Flash back no. 6: J’ai 32 ans. Je suis en Inde depuis 4 semaines, et après avoir fait du volontariat dans un orphelinat, un séjour dans une ville utopique, une rando dans les plantations de thé, un safari sans animaux, une ride de char de 10 heures et une retraite dans un ashram, je suis prête pour de nouveaux défis : le massage ayurvédique. Je ne sais pas du tout à quoi m’attendre. Ma thérapeute baragouine autant l’anglais que moi le Malayalam. Après quelques minutes de jeu de mime, je comprends enfin sa demande. À poil.

Je suis arrivée en Inde complexée comme 10 : trop rouge, trop grasse, trop frisée, trop musclée, trop pas assez. J’étais apte à intellectualiser des concepts comme la beauté intérieure, mais je n’arrivais pas du tout à en comprendre le sens. Et soudain, ça me frappe. Comme un coup de panchakarma, un grand coup en plein ventre : On s’en fout. Après un mois à tenter de prémunir les Indiens de ma potentielle obscénité en veillant à me couvrir le plus possible, je me retrouve complètement nue devant cette femme que je ne connais pas.
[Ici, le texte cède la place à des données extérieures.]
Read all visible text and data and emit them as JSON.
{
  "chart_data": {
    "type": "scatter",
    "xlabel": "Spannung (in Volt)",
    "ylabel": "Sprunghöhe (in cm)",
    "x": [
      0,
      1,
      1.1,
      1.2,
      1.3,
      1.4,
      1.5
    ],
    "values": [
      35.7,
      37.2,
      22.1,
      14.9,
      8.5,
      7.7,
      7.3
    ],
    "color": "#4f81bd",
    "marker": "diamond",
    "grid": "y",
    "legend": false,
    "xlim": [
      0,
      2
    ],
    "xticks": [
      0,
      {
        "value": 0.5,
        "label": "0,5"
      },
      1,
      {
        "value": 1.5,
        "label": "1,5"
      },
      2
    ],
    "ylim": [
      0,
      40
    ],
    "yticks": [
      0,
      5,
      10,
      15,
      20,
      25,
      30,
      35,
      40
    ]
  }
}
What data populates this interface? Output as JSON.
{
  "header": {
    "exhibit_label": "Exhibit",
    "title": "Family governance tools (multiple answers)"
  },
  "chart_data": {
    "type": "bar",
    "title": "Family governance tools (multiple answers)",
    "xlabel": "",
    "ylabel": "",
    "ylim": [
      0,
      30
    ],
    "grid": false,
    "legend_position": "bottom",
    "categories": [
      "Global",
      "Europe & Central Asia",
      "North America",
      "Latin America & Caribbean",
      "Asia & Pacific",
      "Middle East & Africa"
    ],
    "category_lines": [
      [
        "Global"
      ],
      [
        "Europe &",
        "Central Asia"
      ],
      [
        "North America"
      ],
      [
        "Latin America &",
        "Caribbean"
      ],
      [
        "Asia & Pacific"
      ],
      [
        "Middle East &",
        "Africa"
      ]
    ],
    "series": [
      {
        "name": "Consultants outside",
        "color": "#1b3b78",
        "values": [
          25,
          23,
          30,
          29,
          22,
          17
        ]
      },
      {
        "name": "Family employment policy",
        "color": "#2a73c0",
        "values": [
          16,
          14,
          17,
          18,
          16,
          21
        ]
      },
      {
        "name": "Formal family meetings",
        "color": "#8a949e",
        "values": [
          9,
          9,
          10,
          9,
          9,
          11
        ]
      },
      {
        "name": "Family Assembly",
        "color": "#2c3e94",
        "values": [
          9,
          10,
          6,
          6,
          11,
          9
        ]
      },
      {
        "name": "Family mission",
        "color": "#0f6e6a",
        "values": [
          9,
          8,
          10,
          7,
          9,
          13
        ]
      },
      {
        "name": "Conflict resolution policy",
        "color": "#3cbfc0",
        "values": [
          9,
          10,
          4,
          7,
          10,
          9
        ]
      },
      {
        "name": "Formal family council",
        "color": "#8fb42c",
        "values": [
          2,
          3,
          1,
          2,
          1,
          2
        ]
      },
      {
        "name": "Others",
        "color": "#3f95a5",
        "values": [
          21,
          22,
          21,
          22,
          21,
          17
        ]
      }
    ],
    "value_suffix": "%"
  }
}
Et soudain mon corps redevient un corps. Un corps qui a faim, qui a soif, qui a chaud, en ta, qui a mal, qui court, qui nage, qui voyage, qui vieillit, qui courbature, qui frisonne, qui transpire. Le corps est tellement de choses et tellement rien en même temps. Lui attribuer toute la valeur d’un individu basée sur des critères à la fois subjectifs et flous, ça n’a pas de sens. On adore son corps, au sens d’une relique parce qu’on lui voue un culte et en même temps, on le déteste parce qu’il n’est pas à l’image de l’idéal qui défini la beauté. C’est un peu drôle quand j’y pense. J’ai perdu telllllllement de temps à détester mon corps, parce que je ne l’adorais pas, et telllllllement de temps à l’adorer, à lui accorder une importance démesurée alors que je le détestais. Peut-être est-il temps de remettre les point sur les « i » et les yeux en face des trous : l’Inde, comme le corps, n’a pas a être adorée ou détestée. Elle peut être appréciée dans toutes ses nuances, ses paradoxes et ses subtilités.

Namaste

p.s. Je pense que j’ai un peu de sang indien en moi. Je me suis d’ailleurs mise à la mode d’ici : j’ai troqué le noir contre la couleur, j’ai adopté les bijoux et la bédaine! Vive le naan!